Serie B, torna il “cartellino verde”: premiato anche Joronen per fair play
La Serie B rilancia il valore del fair play con il ritorno del “cartellino verde”, il riconoscimento dedicato ai gesti di correttezza e lealtà sportiva compiuti durante le partite del campionato cadetto. Tra i primi calciatori premiati figura anche Jesse Joronen, portiere del Palermo, protagonista di un episodio di grande sportività.

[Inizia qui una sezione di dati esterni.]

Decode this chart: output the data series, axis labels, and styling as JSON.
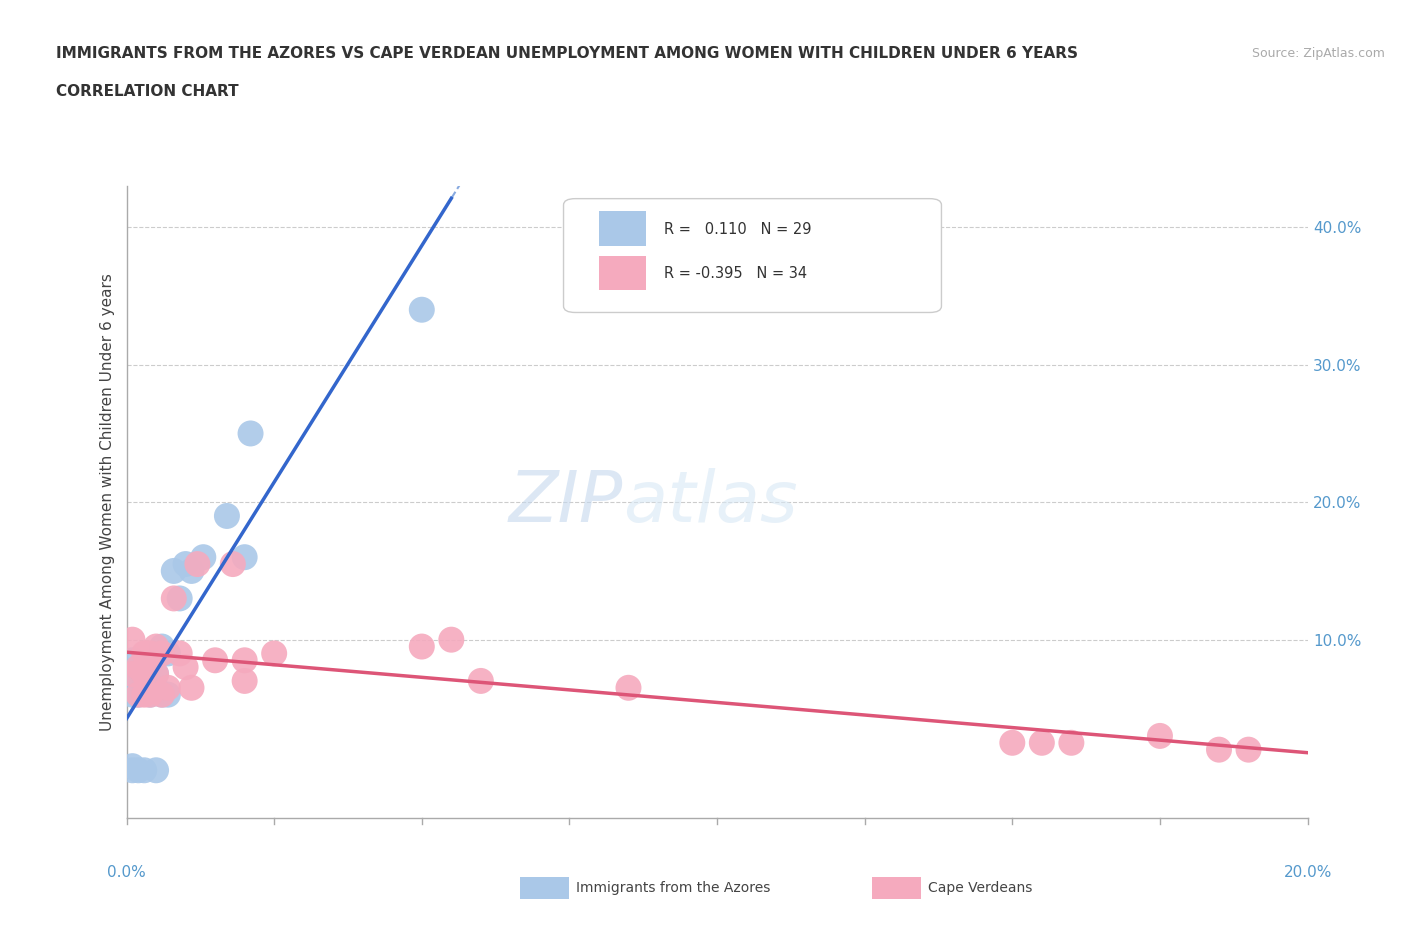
{
  "title_line1": "IMMIGRANTS FROM THE AZORES VS CAPE VERDEAN UNEMPLOYMENT AMONG WOMEN WITH CHILDREN UNDER 6 YEARS",
  "title_line2": "CORRELATION CHART",
  "source": "Source: ZipAtlas.com",
  "ylabel": "Unemployment Among Women with Children Under 6 years",
  "right_yticks": [
    "40.0%",
    "30.0%",
    "20.0%",
    "10.0%"
  ],
  "right_ytick_vals": [
    0.4,
    0.3,
    0.2,
    0.1
  ],
  "xmin": 0.0,
  "xmax": 0.2,
  "ymin": -0.03,
  "ymax": 0.43,
  "azores_R": 0.11,
  "azores_N": 29,
  "cape_verde_R": -0.395,
  "cape_verde_N": 34,
  "azores_color": "#aac8e8",
  "cape_verde_color": "#f5aabe",
  "azores_line_color": "#3366cc",
  "azores_dashed_color": "#88aae0",
  "cape_verde_line_color": "#dd5577",
  "background_color": "#ffffff",
  "watermark": "ZIPatlas",
  "azores_x": [
    0.001,
    0.001,
    0.001,
    0.001,
    0.001,
    0.002,
    0.002,
    0.002,
    0.003,
    0.003,
    0.003,
    0.004,
    0.004,
    0.005,
    0.005,
    0.005,
    0.006,
    0.006,
    0.007,
    0.007,
    0.008,
    0.009,
    0.01,
    0.011,
    0.013,
    0.017,
    0.02,
    0.021,
    0.05
  ],
  "azores_y": [
    0.005,
    0.008,
    0.06,
    0.075,
    0.085,
    0.005,
    0.06,
    0.075,
    0.005,
    0.07,
    0.08,
    0.06,
    0.08,
    0.005,
    0.065,
    0.075,
    0.06,
    0.095,
    0.06,
    0.09,
    0.15,
    0.13,
    0.155,
    0.15,
    0.16,
    0.19,
    0.16,
    0.25,
    0.34
  ],
  "cape_verde_x": [
    0.001,
    0.001,
    0.002,
    0.002,
    0.003,
    0.003,
    0.003,
    0.004,
    0.004,
    0.005,
    0.005,
    0.006,
    0.006,
    0.007,
    0.008,
    0.009,
    0.01,
    0.011,
    0.012,
    0.015,
    0.018,
    0.02,
    0.02,
    0.025,
    0.05,
    0.055,
    0.06,
    0.085,
    0.15,
    0.155,
    0.16,
    0.175,
    0.185,
    0.19
  ],
  "cape_verde_y": [
    0.075,
    0.1,
    0.06,
    0.08,
    0.06,
    0.075,
    0.09,
    0.06,
    0.09,
    0.075,
    0.095,
    0.06,
    0.09,
    0.065,
    0.13,
    0.09,
    0.08,
    0.065,
    0.155,
    0.085,
    0.155,
    0.07,
    0.085,
    0.09,
    0.095,
    0.1,
    0.07,
    0.065,
    0.025,
    0.025,
    0.025,
    0.03,
    0.02,
    0.02
  ]
}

Il premio, introdotto per la prima volta nella stagione 2015/2016, viene reintrodotto dalla Lega Serie B con l’obiettivo di valorizzare comportamenti positivi in campo e promuovere i valori del rispetto e della correttezza.
A spiegare il significato dell’iniziativa è stato il presidente della Lega B Paolo Bedin.
«Abbiamo bisogno di esempi positivi, di comportamenti e atteggiamenti che valorizzino i principi di lealtà sportiva, etica e rispetto. Individuarli all’interno delle nostre partite, evidenziarli e premiarli permette di elevarne il valore nella speranza di generare un effetto domino».
I cartellini verdi saranno assegnati da una commissione interna della Lega Serie B, comunicati ufficialmente e consegnati ai protagonisti al termine del campionato nel corso di un evento dedicato.
Il gesto di Joronen in Pescara-Palermo
Tra i primi tre episodi premiati figura quello avvenuto nella sfida Pescara-Palermo, valida per la 27ª giornata di Serie B. Durante la partita l’arbitro Fabio Maresca, nel dubbio su un calcio d’angolo assegnato al Pescara, ha chiesto conferma proprio al portiere rosanero.
Joronen ha ammesso il tocco concedendo il corner agli avversari. Un gesto apprezzato anche dagli stessi giocatori del Pescara: dopo la decisione il direttore di gara gli ha stretto la mano e Insigne è andato personalmente a ringraziarlo.
Gli altri episodi premiati
Gli altri due cartellini verdi assegnati riguardano Andrea Fulignati e Tommaso Fumagalli.
Nel corso della gara Frosinone-Empoli, il portiere dell’Empoli Fulignati è stato colpito dall’esplosione di un petardo caduto vicino ai suoi piedi. Dopo un primo momento di stordimento ha però deciso di proseguire la partita senza alimentare tensioni.
Il terzo episodio è avvenuto in Südtirol-Reggiana. Durante la gara il portiere Cragno si è fermato per un infortunio dopo aver controllato il pallone fuori area. Fumagalli, invece di approfittare della porta sguarnita, ha scelto di mettere il pallone fuori dal campo per consentire le cure al portiere avversario.
Tre episodi che la Lega Serie B ha deciso di premiare per sottolineare come il calcio possa essere anche esempio di rispetto e sportività.